Adequate laboratory parameters during the Screening Period as evidenced by:
- Absolute neutrophil count (ANC)≥1.5×109/L (1,500/mm3)；
- Platelets ≥100×109/L (100,000/mm3)；
- Hemoglobin (Hgb) ≥9.0 g/dL (90 g/L)；
- Albumin levels ≥2.8 g/dL；
- Total bilirubin ≤1.5×ULN (≤3×ULN for subjects with liver metastases)
- Alanine aminotransferase (ALT) and aspartate aminotransferase (AST)

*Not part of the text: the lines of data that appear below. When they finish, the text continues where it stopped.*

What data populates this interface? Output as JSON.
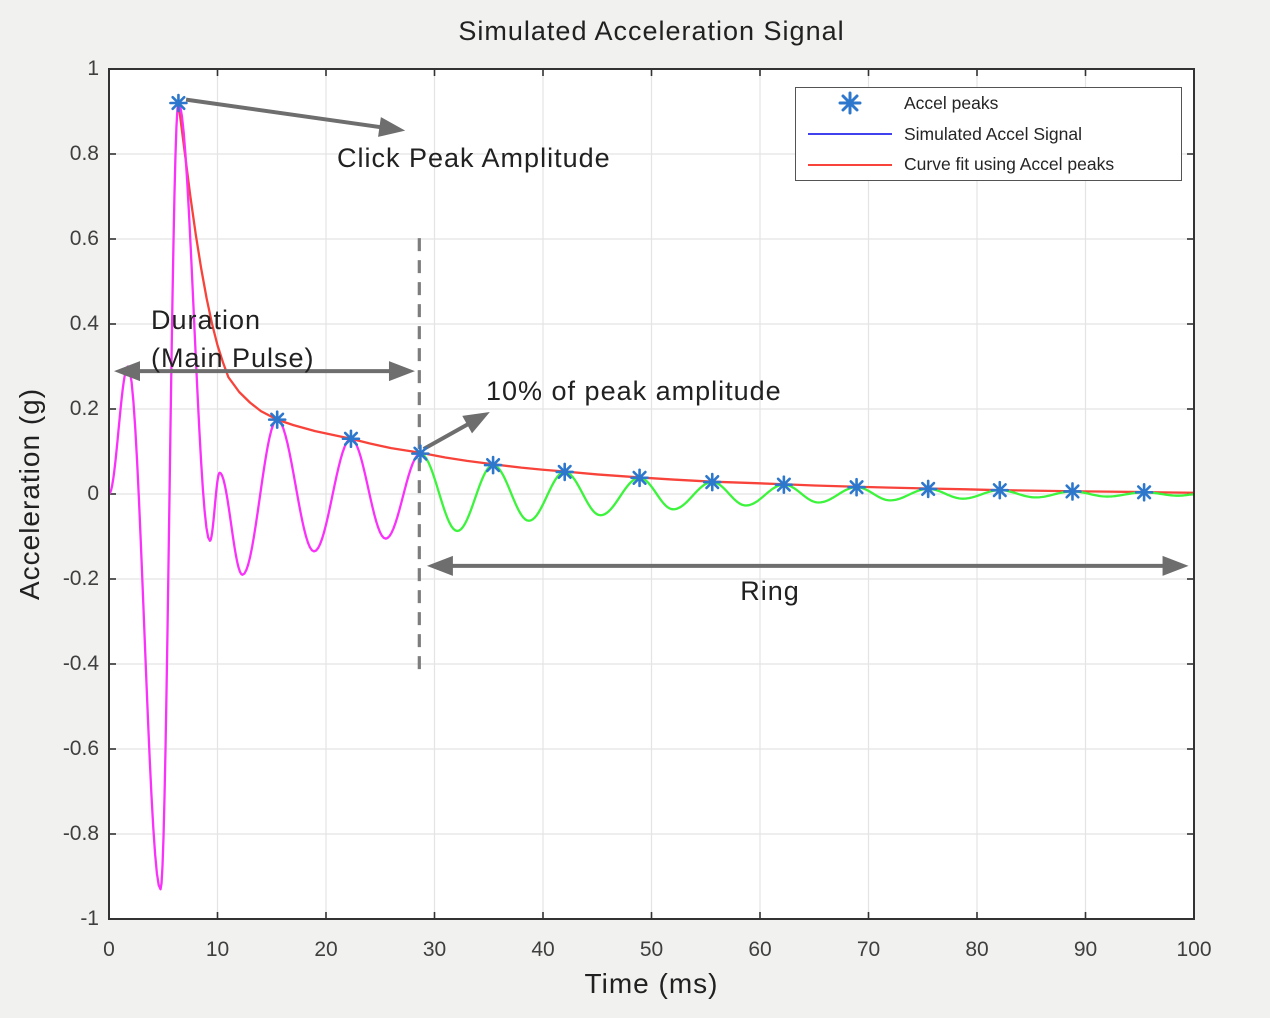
{
  "title": "Simulated Acceleration Signal",
  "colors": {
    "signal_main": "#fa31fa",
    "signal_ring": "#3bf43b",
    "fit": "#f8433b",
    "marker": "#2d77cc",
    "legend_line_blue": "#4141ee",
    "annotation": "#6e6e6e",
    "dashed": "#7d7d7d",
    "grid": "#e4e4e4",
    "border": "#333333",
    "tick_text": "#3f3f3f",
    "text": "#212121",
    "background": "#f1f1ef",
    "plot_background": "#ffffff"
  },
  "legend": {
    "items": [
      {
        "label": "Accel peaks",
        "symbol": "asterisk"
      },
      {
        "label": "Simulated Accel Signal",
        "symbol": "line-blue"
      },
      {
        "label": "Curve fit using Accel peaks",
        "symbol": "line-red"
      }
    ]
  },
  "chart_data": {
    "type": "line",
    "title": "Simulated Acceleration Signal",
    "xlabel": "Time (ms)",
    "ylabel": "Acceleration (g)",
    "xlim": [
      0,
      100
    ],
    "ylim": [
      -1,
      1
    ],
    "xticks": [
      0,
      10,
      20,
      30,
      40,
      50,
      60,
      70,
      80,
      90,
      100
    ],
    "xtick_labels": [
      "0",
      "10",
      "20",
      "30",
      "40",
      "50",
      "60",
      "70",
      "80",
      "90",
      "100"
    ],
    "yticks": [
      -1,
      -0.8,
      -0.6,
      -0.4,
      -0.2,
      0,
      0.2,
      0.4,
      0.6,
      0.8,
      1
    ],
    "ytick_labels": [
      "-1",
      "-0.8",
      "-0.6",
      "-0.4",
      "-0.2",
      "0",
      "0.2",
      "0.4",
      "0.6",
      "0.8",
      "1"
    ],
    "grid": true,
    "legend_position": "top-right",
    "signal": {
      "name": "Simulated Accel Signal",
      "split_t": 28.7,
      "keypoints": [
        [
          0,
          0
        ],
        [
          1.75,
          0.3
        ],
        [
          4.75,
          -0.93
        ],
        [
          6.4,
          0.92
        ],
        [
          9.3,
          -0.11
        ],
        [
          10.2,
          0.05
        ],
        [
          12.3,
          -0.19
        ],
        [
          15.5,
          0.175
        ],
        [
          18.9,
          -0.135
        ],
        [
          22.3,
          0.13
        ],
        [
          25.5,
          -0.105
        ],
        [
          28.7,
          0.095
        ],
        [
          32.1,
          -0.087
        ],
        [
          35.4,
          0.068
        ],
        [
          38.7,
          -0.063
        ],
        [
          42,
          0.052
        ],
        [
          45.3,
          -0.05
        ],
        [
          48.9,
          0.038
        ],
        [
          52,
          -0.036
        ],
        [
          55.6,
          0.028
        ],
        [
          58.7,
          -0.027
        ],
        [
          62.2,
          0.022
        ],
        [
          65.4,
          -0.02
        ],
        [
          68.9,
          0.016
        ],
        [
          72,
          -0.015
        ],
        [
          75.5,
          0.012
        ],
        [
          78.7,
          -0.011
        ],
        [
          82.1,
          0.009
        ],
        [
          85.4,
          -0.008
        ],
        [
          88.8,
          0.006
        ],
        [
          92,
          -0.006
        ],
        [
          95.4,
          0.004
        ],
        [
          98.6,
          -0.004
        ],
        [
          100,
          -0.001
        ]
      ]
    },
    "fit": {
      "name": "Curve fit using Accel peaks",
      "points": [
        [
          6.4,
          0.92
        ],
        [
          7,
          0.8
        ],
        [
          7.5,
          0.7
        ],
        [
          8,
          0.61
        ],
        [
          8.5,
          0.53
        ],
        [
          9,
          0.46
        ],
        [
          9.5,
          0.4
        ],
        [
          10,
          0.35
        ],
        [
          10.5,
          0.31
        ],
        [
          11,
          0.275
        ],
        [
          12,
          0.24
        ],
        [
          13,
          0.215
        ],
        [
          14,
          0.195
        ],
        [
          15.5,
          0.175
        ],
        [
          17,
          0.162
        ],
        [
          19,
          0.148
        ],
        [
          21,
          0.137
        ],
        [
          22.3,
          0.13
        ],
        [
          24,
          0.119
        ],
        [
          26,
          0.108
        ],
        [
          28.7,
          0.097
        ],
        [
          31,
          0.086
        ],
        [
          33,
          0.078
        ],
        [
          35.4,
          0.07
        ],
        [
          38,
          0.062
        ],
        [
          40,
          0.057
        ],
        [
          42,
          0.053
        ],
        [
          45,
          0.046
        ],
        [
          48.9,
          0.039
        ],
        [
          52,
          0.034
        ],
        [
          55.6,
          0.029
        ],
        [
          59,
          0.026
        ],
        [
          62.2,
          0.023
        ],
        [
          65,
          0.02
        ],
        [
          68.9,
          0.017
        ],
        [
          72,
          0.015
        ],
        [
          75.5,
          0.013
        ],
        [
          79,
          0.011
        ],
        [
          82.1,
          0.009
        ],
        [
          85,
          0.008
        ],
        [
          88.8,
          0.0065
        ],
        [
          92,
          0.0055
        ],
        [
          95.4,
          0.0045
        ],
        [
          98,
          0.0035
        ],
        [
          100,
          0.003
        ]
      ]
    },
    "peaks": {
      "name": "Accel peaks",
      "points": [
        [
          6.4,
          0.92
        ],
        [
          15.5,
          0.175
        ],
        [
          22.3,
          0.13
        ],
        [
          28.7,
          0.095
        ],
        [
          35.4,
          0.068
        ],
        [
          42,
          0.052
        ],
        [
          48.9,
          0.038
        ],
        [
          55.6,
          0.028
        ],
        [
          62.2,
          0.022
        ],
        [
          68.9,
          0.016
        ],
        [
          75.5,
          0.012
        ],
        [
          82.1,
          0.009
        ],
        [
          88.8,
          0.006
        ],
        [
          95.4,
          0.004
        ]
      ]
    },
    "annotations": {
      "click_peak": {
        "text": "Click Peak Amplitude",
        "arrow_from_tv": [
          7.1,
          0.928
        ],
        "arrow_to_tv": [
          27.3,
          0.855
        ]
      },
      "duration": {
        "text_line1": "Duration",
        "text_line2": "(Main Pulse)",
        "arrow_t": [
          0.46,
          28.2
        ],
        "arrow_v": 0.289
      },
      "ten_percent": {
        "text": "10% of peak amplitude",
        "arrow_from_tv": [
          29.0,
          0.106
        ],
        "arrow_to_tv": [
          35.1,
          0.193
        ]
      },
      "ring": {
        "text": "Ring",
        "arrow_t": [
          29.3,
          99.5
        ],
        "arrow_v": -0.169
      },
      "threshold_line": {
        "t": 28.6,
        "v_from": 0.602,
        "v_to": -0.419,
        "style": "dashed"
      }
    }
  }
}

  - 2.5×ULN; for subjects with liver metastases, ALT and AST ≤5×ULN；
- Serum creatinine ≤1.5×ULN or creatinine clearance ≥50 mL/min based on Cockcroft-Gault equation；
Subjects must have a washout period ≥4 weeks since the last dose of cytotoxic chemotherapy，non-cytotoxic chemotherapy(including any previous TKI treatment), any investigational therapy, any prior immuno-oncology or monoclonal antibody products administered and ≥6 weeks since the last dose of chemotherapy of mitomycin C or nitrosoureas prior to the first dose of SHR-A1403;
Pregnancy and Contraception:
- Female subjects agree not to be pregnant or lactating from beginning of the study screening until 6 months after receiving the last treatment;
- Male and female subjects and their sexual partners are willing and able to employ a highly effective method of birth control/contraception to prevent pregnancy from beginning of the study screening until 6 months after receiving the last treatment of study drug;
- A highly effective method of contraception is defined as one that results in a low failure rate (i.e., less than 1% per year, when used consistently and correctly);
- Women of childbearing potential must have a negative serum pregnancy test within 7 days prior to initiation of treatment and not be breast feeding. Female subjects of non-childbearing potential must be surgically sterile (i.e., bilateral tubal ligation or removal of both ovaries and/or uterus at least 6 months prior to dosing) OR naturally postmenopausal (spontaneous cessation of menses) for at least 24 consecutive months prior to dosing, with a follicle stimulating hormone (FSH) level at Screening of ≥40 mIU/mL;
Willing and able to comply with clinic visits and study-related procedures;
voluntarily participating in this clinical trial, understanding the study procedures and providing signed informed consent.

Exclusion criteria

Known history of Grade 3 or Grade 4 hypersensitivity to any components (antibody-drug conjugate [ADC], total antibody, unconjugated toxin) of the SHR-A1403 product, or sensitivity to humanized monoclonal antibody products);
Any radiation or surgery within 4 weeks prior to the first dose of SHR-A1403, except for minor palliative intent(this is to be discussed with sponsor);
Unresolved toxicities from previous anticancer therapy,defined as toxicities not yet resolved to NCI CTCAE (current version) grade ≤1 at baseline (other than alopecia and other tolerable AEs upon discussion with sponsor) . Subjects with chronic grade 2 toxicities may be eligible at the discretion of the investigator and discussion with sponsor;
Central nervous system tumors or active central nervous system (CNS) metastasis by imaging diagnosis;
Cardiac disease (New York Heart Association [NYHA] classes II-IV) including myocardial infarction,unstable angina, congestive heart failure, or cardiac arrhythmia requiring treatment within a minimum 6 months before enrollment;
Active HBV and HCV infection (HBV virus copy number>50 IU/mL, HCV virus RNA positive);
History of immunodeficiency including seropositivity for human immunodeficiency virus (HIV) or other acquired or congenital immune- deficient disease, or history of any organ transplantation;
Any other medical(such as severe hypertension, diabetes, thyroid disease, etc.) or psychiatric or social condition deemed by the investigator to be likely serious hazards to a subject's rights, safety, welfare, or interfere with ability to sign informed consent, cooperate and participate in the study, interpret the results.